I wanted to make a general thread for deep learning applications to biological/genomic data. Biology is just starting to hit its big data period, driven largely by lower and lower sequencing costs. Applications of deep learning to biological analysis are still very new. When you look at recent publications, you see lots of one hot encoded vectors and hand engineered features. Techniques like pre-training and transfer learning are not widely used. Which is all to say I think there’s a lot of opportunity to improve on existing models.
If you are interested in the space, or come across interesting papers, datasets or problems, post about them here.
I’ve been looking into applying ULMFiT to genomics data for classification, and it works pretty well. I’ve been able to beat a number of published results. The method is a good fit for genomic data because classification corpuses tend to be small, but there are heaps and heaps of unlabeled sequence data available.
I’m excited about this thread. Thanks for starting it!
Your repo looks very interesting. Do you plan to share your notebooks soon?
I also looked into NGS data and wanted to put together a simple CNN classifier for two different species. However, I was not able to find sequence read data that was suitable for this approach as they sequencing setups were too different and, therefore, I thought too easy to identify and not a good basis. (I also put together a repo of this unfinished project.)
If somebody knows a good source for NGS data please let me know.
I wanted to transfer this approach somehow to the PrecisionFDA CDRH Biothreat Challenge. They provided reference genomes of the species to detect and NGS reads of the samples to analyze.
I guess, RNN/transformer architectures with CNN input stages could be a very interesting tool for NGS data.
Along those lines, if you haven’t read the DeepVariant paper you definitely should. It’s by Google/Verily. They use NGS alignment images as input to a standard CNN for SNP classification.
I don’t know how to write papers, I just know how to post things on github
But in terms of performance there are a few more things I want to prove out before I distribute it more widely. There are a few datasets I’m working on right now that I haven’t quite cracked. CRISPR guide scoring has turned out to be more difficult than I expected. I’m working on a dataset where the authors published much better results than I have achieved, and I’m trying to figure out what the missing ingredient is.
There’s another dataset where I can achieve a lower validation loss compared to the authors, but their accuracy/sensitivity/specificity are higher than mine for the test set. Not yet sure what’s going on there.
The other thing I want to code up is the ability to take in large genomic sequences or raw NGS data to make something that feels more practical and useful. The datasets I’ve used so far have been ones used by other publications, which is nice because it allows or a direct performance comparison between methods. But they feel a little sterile to me.
I’ve played around with the raw Oxford Nanopore data a little bit. If you haven’t already seen them, there are a couple of tools that take raw NGS data, in addition to the tools (Albacore) that Oxford Nanopore provides (which I believe uses an RNN under the hood).
DeepBinner is a tool that de-multiplexes barcoded ONT runs using a CNN to classify the reads. It’s written in Keras, and has a published model with weights (and unusually good documentation).
Chiron is a neural net basecalling tool which achieves roughly the same accuracy as Albacore (I think albacore changed to a Chiron-style architecture recently). It’s particularly interesting because it uses CTC layers to do sequence-to-sequence learning i.e. not pre-segmenting the squiggle data into chunks. I think this is a very promising approach & something I want to read more about.
Not a deep learning tool, but SquiggleKit is a handy package for querying & manipulating the signal-level data, which might be a useful reference if you’re building your own stuff.

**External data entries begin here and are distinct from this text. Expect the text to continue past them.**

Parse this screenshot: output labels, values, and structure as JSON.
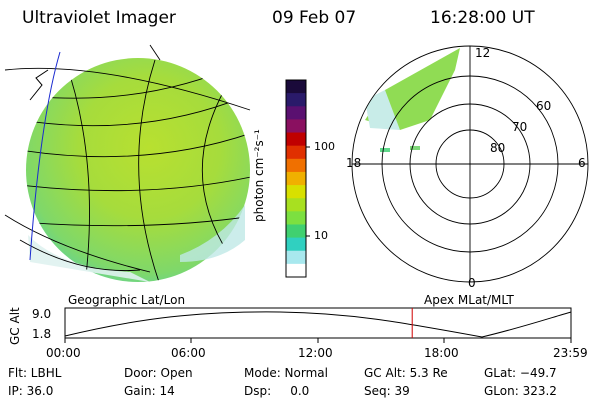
{
  "header": {
    "instrument": "Ultraviolet Imager",
    "date": "09 Feb 07",
    "time": "16:28:00 UT"
  },
  "colorbar": {
    "unit_label": "photon cm⁻²s⁻¹",
    "tick_labels": [
      "100",
      "10"
    ],
    "colors": [
      "#1a0a3a",
      "#2a1a6a",
      "#5a1070",
      "#8a1060",
      "#c00000",
      "#e03000",
      "#f07000",
      "#f0b000",
      "#d8e000",
      "#a8e020",
      "#7ce040",
      "#40d070",
      "#30d0c0",
      "#a8e8ee",
      "#ffffff"
    ]
  },
  "polar": {
    "mlt_labels": {
      "top": "12",
      "left": "18",
      "right": "6",
      "bottom": "0"
    },
    "lat_labels": [
      "60",
      "70",
      "80"
    ]
  },
  "panel_labels": {
    "left": "Geographic Lat/Lon",
    "right": "Apex MLat/MLT"
  },
  "alt_plot": {
    "ylabel": "GC Alt",
    "y_ticks": [
      "9.0",
      "1.8"
    ],
    "x_ticks": [
      "00:00",
      "06:00",
      "12:00",
      "18:00",
      "23:59"
    ],
    "current_time_hours": 16.47,
    "marker_color": "#d00000"
  },
  "status": {
    "flt": "Flt: LBHL",
    "ip": "IP: 36.0",
    "door": "Door: Open",
    "gain": "Gain: 14",
    "mode": "Mode: Normal",
    "dsp": "Dsp:     0.0",
    "gcalt": "GC Alt: 5.3 Re",
    "seq": "Seq: 39",
    "glat": "GLat: −49.7",
    "glon": "GLon: 323.2"
  }
}
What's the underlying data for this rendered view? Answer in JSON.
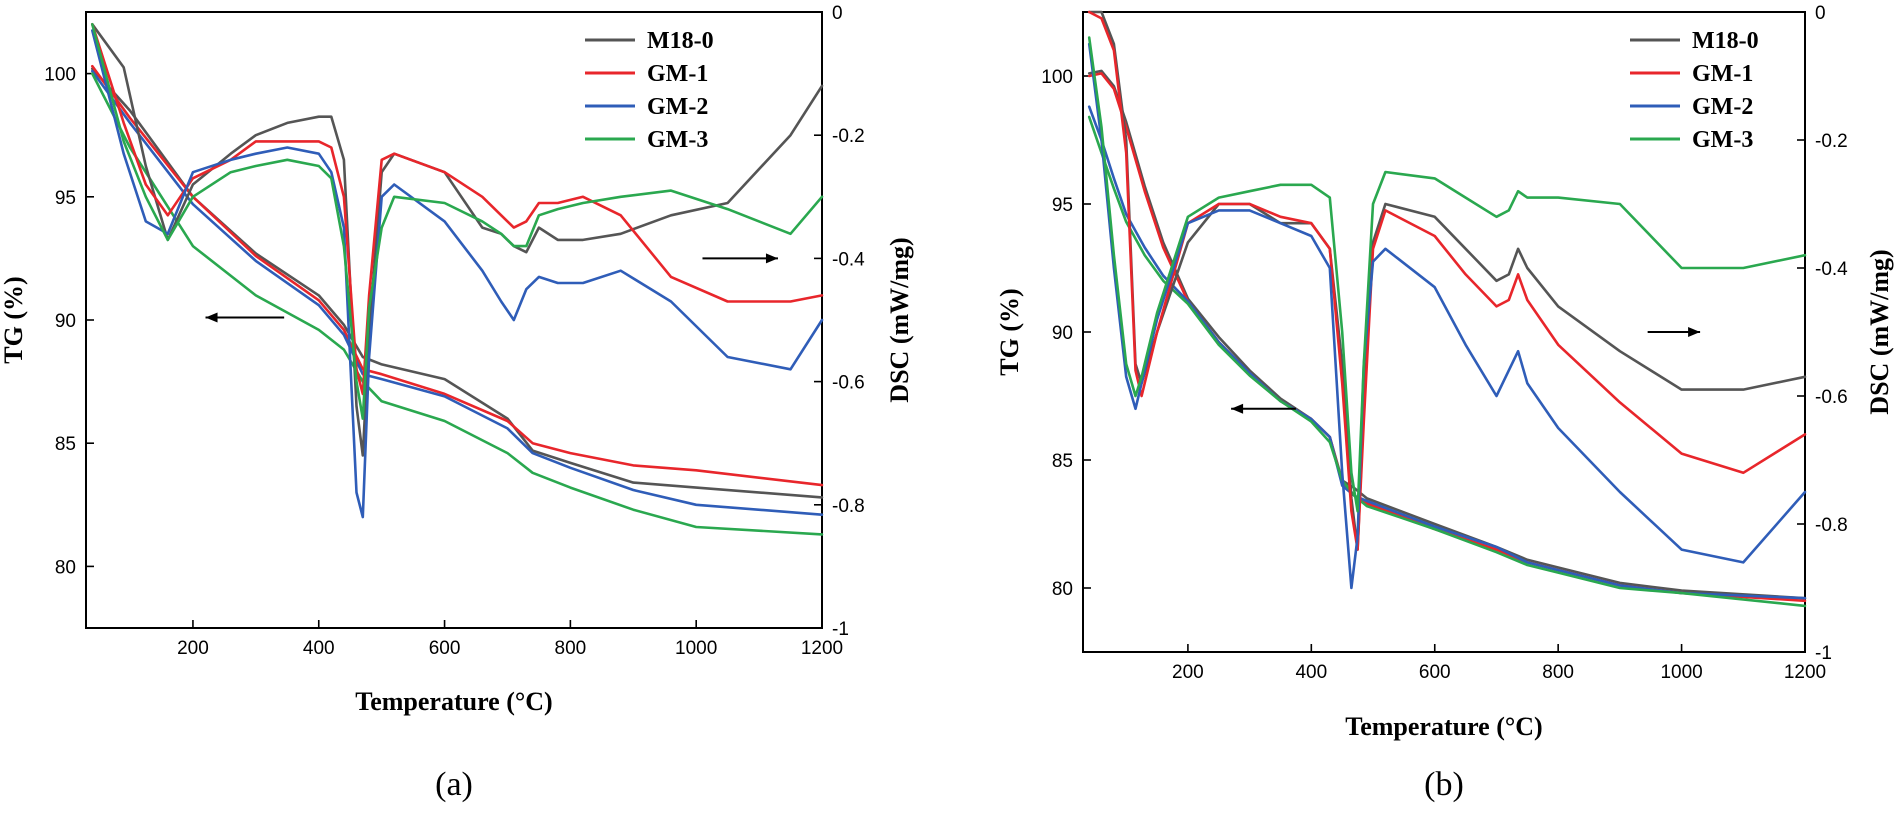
{
  "colors": {
    "M18-0": "#555555",
    "GM-1": "#e8262b",
    "GM-2": "#2f5db8",
    "GM-3": "#2aa84f"
  },
  "chart_data": [
    {
      "type": "line",
      "caption": "(a)",
      "xlabel": "Temperature (°C)",
      "ylabel": "TG (%)",
      "y2label": "DSC (mW/mg)",
      "xlim": [
        30,
        1200
      ],
      "ylim": [
        77.5,
        102.5
      ],
      "y2lim": [
        -1.0,
        0.0
      ],
      "xticks": [
        200,
        400,
        600,
        800,
        1000,
        1200
      ],
      "yticks": [
        80,
        85,
        90,
        95,
        100
      ],
      "y2ticks": [
        -1.0,
        -0.8,
        -0.6,
        -0.4,
        -0.2,
        0.0
      ],
      "legend": "top-right",
      "legend_entries": [
        "M18-0",
        "GM-1",
        "GM-2",
        "GM-3"
      ],
      "annotations": [
        {
          "type": "arrow",
          "direction": "left",
          "axis": "TG",
          "x": [
            220,
            345
          ],
          "y": 90.1
        },
        {
          "type": "arrow",
          "direction": "right",
          "axis": "DSC",
          "x": [
            1010,
            1130
          ],
          "y": -0.4
        }
      ],
      "series": [
        {
          "name": "M18-0",
          "axis": "TG",
          "x": [
            40,
            100,
            200,
            300,
            400,
            440,
            470,
            500,
            600,
            700,
            740,
            800,
            900,
            1000,
            1200
          ],
          "y": [
            100.2,
            98.5,
            95.0,
            92.7,
            91.0,
            89.8,
            88.5,
            88.2,
            87.6,
            86.0,
            84.7,
            84.2,
            83.4,
            83.2,
            82.8
          ]
        },
        {
          "name": "GM-1",
          "axis": "TG",
          "x": [
            40,
            100,
            200,
            300,
            400,
            440,
            470,
            500,
            600,
            700,
            740,
            800,
            900,
            1000,
            1200
          ],
          "y": [
            100.3,
            98.2,
            95.0,
            92.6,
            90.8,
            89.6,
            88.0,
            87.8,
            87.0,
            85.9,
            85.0,
            84.6,
            84.1,
            83.9,
            83.3
          ]
        },
        {
          "name": "GM-2",
          "axis": "TG",
          "x": [
            40,
            100,
            200,
            300,
            400,
            440,
            470,
            500,
            600,
            700,
            740,
            800,
            900,
            1000,
            1200
          ],
          "y": [
            100.1,
            98.0,
            94.7,
            92.4,
            90.6,
            89.4,
            87.8,
            87.6,
            86.9,
            85.6,
            84.6,
            84.0,
            83.1,
            82.5,
            82.1
          ]
        },
        {
          "name": "GM-3",
          "axis": "TG",
          "x": [
            40,
            100,
            200,
            300,
            400,
            440,
            470,
            500,
            600,
            700,
            740,
            800,
            900,
            1000,
            1200
          ],
          "y": [
            100.0,
            97.0,
            93.0,
            91.0,
            89.6,
            88.8,
            87.5,
            86.7,
            85.9,
            84.6,
            83.8,
            83.2,
            82.3,
            81.6,
            81.3
          ]
        },
        {
          "name": "M18-0",
          "axis": "DSC",
          "x": [
            40,
            90,
            125,
            160,
            200,
            260,
            300,
            350,
            400,
            420,
            440,
            460,
            470,
            480,
            500,
            520,
            600,
            660,
            690,
            710,
            730,
            750,
            780,
            820,
            880,
            960,
            1050,
            1150,
            1200
          ],
          "y": [
            -0.02,
            -0.09,
            -0.25,
            -0.37,
            -0.28,
            -0.23,
            -0.2,
            -0.18,
            -0.17,
            -0.17,
            -0.24,
            -0.64,
            -0.72,
            -0.52,
            -0.26,
            -0.23,
            -0.26,
            -0.35,
            -0.36,
            -0.38,
            -0.39,
            -0.35,
            -0.37,
            -0.37,
            -0.36,
            -0.33,
            -0.31,
            -0.2,
            -0.12
          ]
        },
        {
          "name": "GM-1",
          "axis": "DSC",
          "x": [
            40,
            90,
            125,
            160,
            200,
            260,
            300,
            350,
            400,
            420,
            440,
            460,
            470,
            480,
            500,
            520,
            600,
            660,
            690,
            710,
            730,
            750,
            780,
            820,
            880,
            960,
            1050,
            1150,
            1200
          ],
          "y": [
            -0.02,
            -0.18,
            -0.28,
            -0.33,
            -0.27,
            -0.24,
            -0.21,
            -0.21,
            -0.21,
            -0.22,
            -0.3,
            -0.58,
            -0.62,
            -0.46,
            -0.24,
            -0.23,
            -0.26,
            -0.3,
            -0.33,
            -0.35,
            -0.34,
            -0.31,
            -0.31,
            -0.3,
            -0.33,
            -0.43,
            -0.47,
            -0.47,
            -0.46
          ]
        },
        {
          "name": "GM-2",
          "axis": "DSC",
          "x": [
            40,
            90,
            125,
            160,
            200,
            260,
            300,
            350,
            400,
            420,
            440,
            460,
            470,
            480,
            500,
            520,
            600,
            660,
            690,
            710,
            730,
            750,
            780,
            820,
            880,
            960,
            1050,
            1150,
            1200
          ],
          "y": [
            -0.03,
            -0.23,
            -0.34,
            -0.36,
            -0.26,
            -0.24,
            -0.23,
            -0.22,
            -0.23,
            -0.26,
            -0.35,
            -0.78,
            -0.82,
            -0.56,
            -0.3,
            -0.28,
            -0.34,
            -0.42,
            -0.47,
            -0.5,
            -0.45,
            -0.43,
            -0.44,
            -0.44,
            -0.42,
            -0.47,
            -0.56,
            -0.58,
            -0.5
          ]
        },
        {
          "name": "GM-3",
          "axis": "DSC",
          "x": [
            40,
            90,
            125,
            160,
            200,
            260,
            300,
            350,
            400,
            420,
            440,
            460,
            470,
            480,
            500,
            520,
            600,
            660,
            690,
            710,
            730,
            750,
            780,
            820,
            880,
            960,
            1050,
            1150,
            1200
          ],
          "y": [
            -0.02,
            -0.21,
            -0.3,
            -0.37,
            -0.3,
            -0.26,
            -0.25,
            -0.24,
            -0.25,
            -0.27,
            -0.38,
            -0.6,
            -0.66,
            -0.48,
            -0.35,
            -0.3,
            -0.31,
            -0.34,
            -0.36,
            -0.38,
            -0.38,
            -0.33,
            -0.32,
            -0.31,
            -0.3,
            -0.29,
            -0.32,
            -0.36,
            -0.3
          ]
        }
      ]
    },
    {
      "type": "line",
      "caption": "(b)",
      "xlabel": "Temperature (°C)",
      "ylabel": "TG (%)",
      "y2label": "DSC (mW/mg)",
      "xlim": [
        30,
        1200
      ],
      "ylim": [
        77.5,
        102.5
      ],
      "y2lim": [
        -1.0,
        0.0
      ],
      "xticks": [
        200,
        400,
        600,
        800,
        1000,
        1200
      ],
      "yticks": [
        80,
        85,
        90,
        95,
        100
      ],
      "y2ticks": [
        -1.0,
        -0.8,
        -0.6,
        -0.4,
        -0.2,
        0.0
      ],
      "legend": "top-right",
      "legend_entries": [
        "M18-0",
        "GM-1",
        "GM-2",
        "GM-3"
      ],
      "annotations": [
        {
          "type": "arrow",
          "direction": "left",
          "axis": "TG",
          "x": [
            270,
            375
          ],
          "y": 87.0
        },
        {
          "type": "arrow",
          "direction": "right",
          "axis": "DSC",
          "x": [
            945,
            1030
          ],
          "y": -0.5
        }
      ],
      "series": [
        {
          "name": "M18-0",
          "axis": "TG",
          "x": [
            40,
            60,
            80,
            100,
            130,
            160,
            200,
            250,
            300,
            350,
            400,
            430,
            450,
            470,
            490,
            600,
            700,
            750,
            800,
            900,
            1000,
            1200
          ],
          "y": [
            100.1,
            100.2,
            99.6,
            98.2,
            95.7,
            93.5,
            91.3,
            89.8,
            88.5,
            87.4,
            86.6,
            85.9,
            84.2,
            83.9,
            83.5,
            82.5,
            81.6,
            81.1,
            80.8,
            80.2,
            79.9,
            79.6
          ]
        },
        {
          "name": "GM-1",
          "axis": "TG",
          "x": [
            40,
            60,
            80,
            100,
            130,
            160,
            200,
            250,
            300,
            350,
            400,
            430,
            450,
            470,
            490,
            600,
            700,
            750,
            800,
            900,
            1000,
            1200
          ],
          "y": [
            100.0,
            100.1,
            99.5,
            98.0,
            95.5,
            93.3,
            91.2,
            89.6,
            88.4,
            87.3,
            86.6,
            85.9,
            84.1,
            83.6,
            83.3,
            82.3,
            81.5,
            81.0,
            80.7,
            80.1,
            79.8,
            79.5
          ]
        },
        {
          "name": "GM-2",
          "axis": "TG",
          "x": [
            40,
            60,
            80,
            100,
            130,
            160,
            200,
            250,
            300,
            350,
            400,
            430,
            450,
            470,
            490,
            600,
            700,
            750,
            800,
            900,
            1000,
            1200
          ],
          "y": [
            98.8,
            97.5,
            96.0,
            94.6,
            93.3,
            92.2,
            91.2,
            89.6,
            88.4,
            87.3,
            86.6,
            85.9,
            84.0,
            83.6,
            83.4,
            82.4,
            81.6,
            81.0,
            80.7,
            80.1,
            79.8,
            79.6
          ]
        },
        {
          "name": "GM-3",
          "axis": "TG",
          "x": [
            40,
            60,
            80,
            100,
            130,
            160,
            200,
            250,
            300,
            350,
            400,
            430,
            450,
            470,
            490,
            600,
            700,
            750,
            800,
            900,
            1000,
            1200
          ],
          "y": [
            98.4,
            97.0,
            95.6,
            94.3,
            93.0,
            92.0,
            91.1,
            89.5,
            88.3,
            87.3,
            86.5,
            85.7,
            84.2,
            83.6,
            83.2,
            82.3,
            81.4,
            80.9,
            80.6,
            80.0,
            79.8,
            79.3
          ]
        },
        {
          "name": "M18-0",
          "axis": "DSC",
          "x": [
            40,
            60,
            80,
            100,
            115,
            125,
            150,
            200,
            250,
            300,
            350,
            400,
            430,
            450,
            465,
            475,
            485,
            500,
            520,
            600,
            650,
            700,
            720,
            735,
            750,
            800,
            900,
            1000,
            1100,
            1200
          ],
          "y": [
            0.0,
            0.0,
            -0.05,
            -0.2,
            -0.55,
            -0.58,
            -0.5,
            -0.36,
            -0.3,
            -0.3,
            -0.33,
            -0.33,
            -0.37,
            -0.55,
            -0.76,
            -0.84,
            -0.62,
            -0.36,
            -0.3,
            -0.32,
            -0.37,
            -0.42,
            -0.41,
            -0.37,
            -0.4,
            -0.46,
            -0.53,
            -0.59,
            -0.59,
            -0.57
          ]
        },
        {
          "name": "GM-1",
          "axis": "DSC",
          "x": [
            40,
            60,
            80,
            100,
            115,
            125,
            150,
            200,
            250,
            300,
            350,
            400,
            430,
            450,
            465,
            475,
            485,
            500,
            520,
            600,
            650,
            700,
            720,
            735,
            750,
            800,
            900,
            1000,
            1100,
            1200
          ],
          "y": [
            0.0,
            -0.01,
            -0.06,
            -0.22,
            -0.56,
            -0.6,
            -0.5,
            -0.33,
            -0.3,
            -0.3,
            -0.32,
            -0.33,
            -0.37,
            -0.58,
            -0.78,
            -0.84,
            -0.64,
            -0.37,
            -0.31,
            -0.35,
            -0.41,
            -0.46,
            -0.45,
            -0.41,
            -0.45,
            -0.52,
            -0.61,
            -0.69,
            -0.72,
            -0.66
          ]
        },
        {
          "name": "GM-2",
          "axis": "DSC",
          "x": [
            40,
            60,
            80,
            100,
            115,
            125,
            150,
            200,
            250,
            300,
            350,
            400,
            430,
            450,
            465,
            475,
            485,
            500,
            520,
            600,
            650,
            700,
            720,
            735,
            750,
            800,
            900,
            1000,
            1100,
            1200
          ],
          "y": [
            -0.05,
            -0.2,
            -0.4,
            -0.57,
            -0.62,
            -0.58,
            -0.48,
            -0.33,
            -0.31,
            -0.31,
            -0.33,
            -0.35,
            -0.4,
            -0.72,
            -0.9,
            -0.82,
            -0.55,
            -0.39,
            -0.37,
            -0.43,
            -0.52,
            -0.6,
            -0.56,
            -0.53,
            -0.58,
            -0.65,
            -0.75,
            -0.84,
            -0.86,
            -0.75
          ]
        },
        {
          "name": "GM-3",
          "axis": "DSC",
          "x": [
            40,
            60,
            80,
            100,
            115,
            125,
            150,
            200,
            250,
            300,
            350,
            400,
            430,
            450,
            465,
            475,
            485,
            500,
            520,
            600,
            650,
            700,
            720,
            735,
            750,
            800,
            900,
            1000,
            1100,
            1200
          ],
          "y": [
            -0.04,
            -0.18,
            -0.38,
            -0.55,
            -0.6,
            -0.57,
            -0.47,
            -0.32,
            -0.29,
            -0.28,
            -0.27,
            -0.27,
            -0.29,
            -0.5,
            -0.72,
            -0.78,
            -0.55,
            -0.3,
            -0.25,
            -0.26,
            -0.29,
            -0.32,
            -0.31,
            -0.28,
            -0.29,
            -0.29,
            -0.3,
            -0.4,
            -0.4,
            -0.38
          ]
        }
      ]
    }
  ]
}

I’m also very interested in working with the raw signal coming off the NGS devices. It seems likely that there’s all kinds of information inherent in the signal that gets lost when translating to a fastq. It also seems that wide 1D CNN or LSTM networks would have a better chance of picking up surrounding context signal in the raw “squiggle” form than in a basecalled form. That’s just a hunch, though.
That Deep Review paper/repo is really interesting! I love how they have it set up, and how evangelical they are about their methodology. I contacted them a while ago and they connected me with the specific people who contributed to the particular section of interest. A good bunch of folks with a cool approach.
I figured the second one out. The test set has some long (~15000 bp) sequences. The max_len parameter of my model was too low, so most of the sequence (along with anything batched with it) got cut off. Upping max_len and lowering batch size for inference fixed things. Results are now posted.
I always found this topic to be very interesting, but my lack of knowledge in biology kept me out from this subject. Do you know any good introduction to genomics for non biologists?